O que reforça a minha tese: um dos ingredientes das mídias sociais é o desejo pela xeretice da privacidade alheia. Foi assim que o Orkut virou um sucesso, há uns bons anos. Com o pretexto de que queríamos encontrar os amigos antigos, a coleguinha do primeiro grau, bisbilhotávamos a vida alheia. Fizemos mais contatos ainda quando o site restringiu algumas informações ao amigo do usuário. Tínhamos um reality show à nossa frente e salivávamos.

(Mas não tem nada de mal, não, a vaidade. Não se culpe. Somos assim. A psicologia deve explicar direitinho porquê. Comparamo-nos o tempo todo. É bem normal.)

Surgiram Facebook e Twitter. Há menos interesse pela privacidade alheia, dirão. Não, direi. A competição segue. Competimos com a melhor informação, com o melhor link, com o melhor vídeo, com a melhor foto, com maior número de seguidores, com a maior quantidade de mentions, de érretês. Não é à toa que a regra número um das atuais mídias sociais é: seja relevante! Volta e meia damos uma olhadinha de canto na biografia do usuário. Queremos saber como se comporta, que cursos fez, onde trabalha, se tem namorado, quem que segue.

Portanto, se você ainda tinha alguma dúvida, eu lhe trago a salvação: as mídias sociais triunfarão. E jornalistas, relações públicas, publicitários, ou outros profissional da comunicação terão mercado para explorar seus potenciais e capacidades técnicas. Estamos diante de um mundo de vaidades, onde a competição pelo melhor conteúdo gera a colaboração entre redes sociais cada vez mais ativas. As plataformas digitais não param de evoluir. Telas mais finas, mais leves. Nossos dedos, cada vez mais úteis.

E o que fazem aqui os profissionais de comunicação? Eles entram nesse jogo para mediá-lo. Para pôr em prática toda capacidade de lidar com o caos, com a dúvida, com o debate, com o controverso. Para transformar a informação que é compartilhada em conhecimento. Para transformar o relacionamento criado em resultado organizacional.

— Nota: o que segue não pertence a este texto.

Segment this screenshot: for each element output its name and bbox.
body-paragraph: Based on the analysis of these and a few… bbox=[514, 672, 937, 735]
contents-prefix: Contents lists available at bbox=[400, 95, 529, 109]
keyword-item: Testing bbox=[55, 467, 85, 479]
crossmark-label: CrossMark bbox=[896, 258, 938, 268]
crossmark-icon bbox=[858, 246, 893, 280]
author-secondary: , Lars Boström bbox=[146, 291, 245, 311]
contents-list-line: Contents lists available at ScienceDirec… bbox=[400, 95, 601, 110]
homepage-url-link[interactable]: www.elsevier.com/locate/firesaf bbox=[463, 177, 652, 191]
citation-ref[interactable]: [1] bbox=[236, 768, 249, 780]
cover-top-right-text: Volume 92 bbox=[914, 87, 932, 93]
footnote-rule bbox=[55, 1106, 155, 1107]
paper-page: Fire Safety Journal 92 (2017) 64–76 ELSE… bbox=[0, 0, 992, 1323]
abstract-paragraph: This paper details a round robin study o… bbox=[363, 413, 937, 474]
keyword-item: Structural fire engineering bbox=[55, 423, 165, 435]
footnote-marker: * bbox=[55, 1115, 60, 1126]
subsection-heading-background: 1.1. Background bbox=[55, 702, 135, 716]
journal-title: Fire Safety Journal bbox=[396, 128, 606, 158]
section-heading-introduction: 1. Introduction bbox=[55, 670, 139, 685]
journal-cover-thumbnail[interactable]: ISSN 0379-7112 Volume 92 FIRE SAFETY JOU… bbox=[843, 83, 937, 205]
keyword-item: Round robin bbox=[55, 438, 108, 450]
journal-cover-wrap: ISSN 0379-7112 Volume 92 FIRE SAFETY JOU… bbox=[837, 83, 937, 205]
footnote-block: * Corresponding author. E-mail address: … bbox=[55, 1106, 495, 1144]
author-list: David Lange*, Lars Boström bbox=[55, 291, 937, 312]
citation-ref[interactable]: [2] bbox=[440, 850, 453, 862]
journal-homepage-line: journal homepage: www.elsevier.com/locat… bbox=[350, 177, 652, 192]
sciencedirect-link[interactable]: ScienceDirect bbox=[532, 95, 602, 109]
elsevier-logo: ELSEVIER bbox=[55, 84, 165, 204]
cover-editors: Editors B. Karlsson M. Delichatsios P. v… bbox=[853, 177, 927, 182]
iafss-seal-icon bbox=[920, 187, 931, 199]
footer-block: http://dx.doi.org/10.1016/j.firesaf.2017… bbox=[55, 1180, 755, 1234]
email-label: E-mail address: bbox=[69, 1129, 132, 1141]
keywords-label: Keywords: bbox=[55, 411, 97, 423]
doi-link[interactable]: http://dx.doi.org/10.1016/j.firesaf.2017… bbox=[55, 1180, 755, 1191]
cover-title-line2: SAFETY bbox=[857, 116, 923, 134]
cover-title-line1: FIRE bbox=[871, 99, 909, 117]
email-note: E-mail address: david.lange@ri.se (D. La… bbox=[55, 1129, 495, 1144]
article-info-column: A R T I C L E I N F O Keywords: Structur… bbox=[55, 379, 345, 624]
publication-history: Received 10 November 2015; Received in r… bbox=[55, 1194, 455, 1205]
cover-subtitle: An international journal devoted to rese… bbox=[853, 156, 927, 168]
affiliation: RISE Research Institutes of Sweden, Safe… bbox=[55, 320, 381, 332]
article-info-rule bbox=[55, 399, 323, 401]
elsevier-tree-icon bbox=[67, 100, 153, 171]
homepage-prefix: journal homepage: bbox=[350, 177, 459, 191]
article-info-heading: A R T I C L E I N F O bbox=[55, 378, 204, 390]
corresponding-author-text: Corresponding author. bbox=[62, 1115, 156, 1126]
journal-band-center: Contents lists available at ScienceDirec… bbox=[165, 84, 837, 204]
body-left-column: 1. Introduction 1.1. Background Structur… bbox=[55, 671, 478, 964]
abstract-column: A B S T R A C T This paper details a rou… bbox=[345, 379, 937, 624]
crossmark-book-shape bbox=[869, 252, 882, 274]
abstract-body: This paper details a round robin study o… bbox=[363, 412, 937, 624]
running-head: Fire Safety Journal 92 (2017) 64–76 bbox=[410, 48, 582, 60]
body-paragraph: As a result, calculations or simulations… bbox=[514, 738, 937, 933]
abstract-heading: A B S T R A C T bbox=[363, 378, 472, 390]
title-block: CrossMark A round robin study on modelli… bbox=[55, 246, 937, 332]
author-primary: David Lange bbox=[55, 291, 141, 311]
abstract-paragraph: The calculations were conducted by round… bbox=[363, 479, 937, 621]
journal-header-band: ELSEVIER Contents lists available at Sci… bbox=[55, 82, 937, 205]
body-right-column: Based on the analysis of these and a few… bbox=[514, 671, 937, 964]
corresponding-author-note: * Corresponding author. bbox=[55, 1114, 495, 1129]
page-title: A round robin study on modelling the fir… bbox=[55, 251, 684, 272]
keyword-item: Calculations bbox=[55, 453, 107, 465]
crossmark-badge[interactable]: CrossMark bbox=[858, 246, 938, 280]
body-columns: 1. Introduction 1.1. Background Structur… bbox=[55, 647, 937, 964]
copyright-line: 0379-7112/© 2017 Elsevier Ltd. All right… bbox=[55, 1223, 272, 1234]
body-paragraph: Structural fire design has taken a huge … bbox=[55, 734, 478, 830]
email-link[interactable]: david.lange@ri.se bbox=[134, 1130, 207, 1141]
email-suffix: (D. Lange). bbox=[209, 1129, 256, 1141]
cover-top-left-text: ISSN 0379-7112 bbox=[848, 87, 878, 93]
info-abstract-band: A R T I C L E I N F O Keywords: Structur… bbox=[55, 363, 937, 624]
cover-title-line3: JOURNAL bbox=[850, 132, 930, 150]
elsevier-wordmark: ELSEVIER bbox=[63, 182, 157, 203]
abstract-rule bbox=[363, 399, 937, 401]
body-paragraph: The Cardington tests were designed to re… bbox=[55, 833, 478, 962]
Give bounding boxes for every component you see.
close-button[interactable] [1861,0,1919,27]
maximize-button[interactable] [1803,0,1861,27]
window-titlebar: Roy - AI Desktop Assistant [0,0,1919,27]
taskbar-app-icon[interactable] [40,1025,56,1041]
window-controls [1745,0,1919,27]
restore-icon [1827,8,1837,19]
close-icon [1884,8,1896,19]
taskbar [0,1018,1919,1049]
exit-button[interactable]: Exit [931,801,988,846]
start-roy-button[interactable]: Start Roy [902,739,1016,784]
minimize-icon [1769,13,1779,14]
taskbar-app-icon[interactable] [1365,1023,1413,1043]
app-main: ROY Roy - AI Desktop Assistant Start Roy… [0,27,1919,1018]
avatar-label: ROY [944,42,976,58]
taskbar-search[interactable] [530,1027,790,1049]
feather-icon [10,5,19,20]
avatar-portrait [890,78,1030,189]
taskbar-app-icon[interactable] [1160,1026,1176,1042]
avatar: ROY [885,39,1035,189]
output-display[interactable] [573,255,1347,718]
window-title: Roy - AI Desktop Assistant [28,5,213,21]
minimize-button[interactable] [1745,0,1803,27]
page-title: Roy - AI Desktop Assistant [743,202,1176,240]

Mais argumento para minha tese de que tudo é vaidade: não é a nova regra do Marketing que consumidores acreditam menos nas empresas do que no seu semelhante? Quero saber o que a minha rede está comprando, experimentando, desembrulhando. Preciso saber. E quero saber se a minha rede gostou, se elogiou, se criticou, se transformou num viral. Um espelho. Olho para a minha rede e me vejo nela.

E por que somos todos especialistas em Facebook, em Twitter? Porque a cada esquina há um novo curso de dois dias sobre mídias sociais? Porque entendemos bem de vaidades. Desde sempre. Porque entendemos bem de redes sociais. Fizemos parte de uma desde que nascemos. Controlamos a nossa vaidade desde que perdemos a inocência própria de criança.

Falando sério. Eu acho mesmo que as mídias sociais darão muito certo aqui.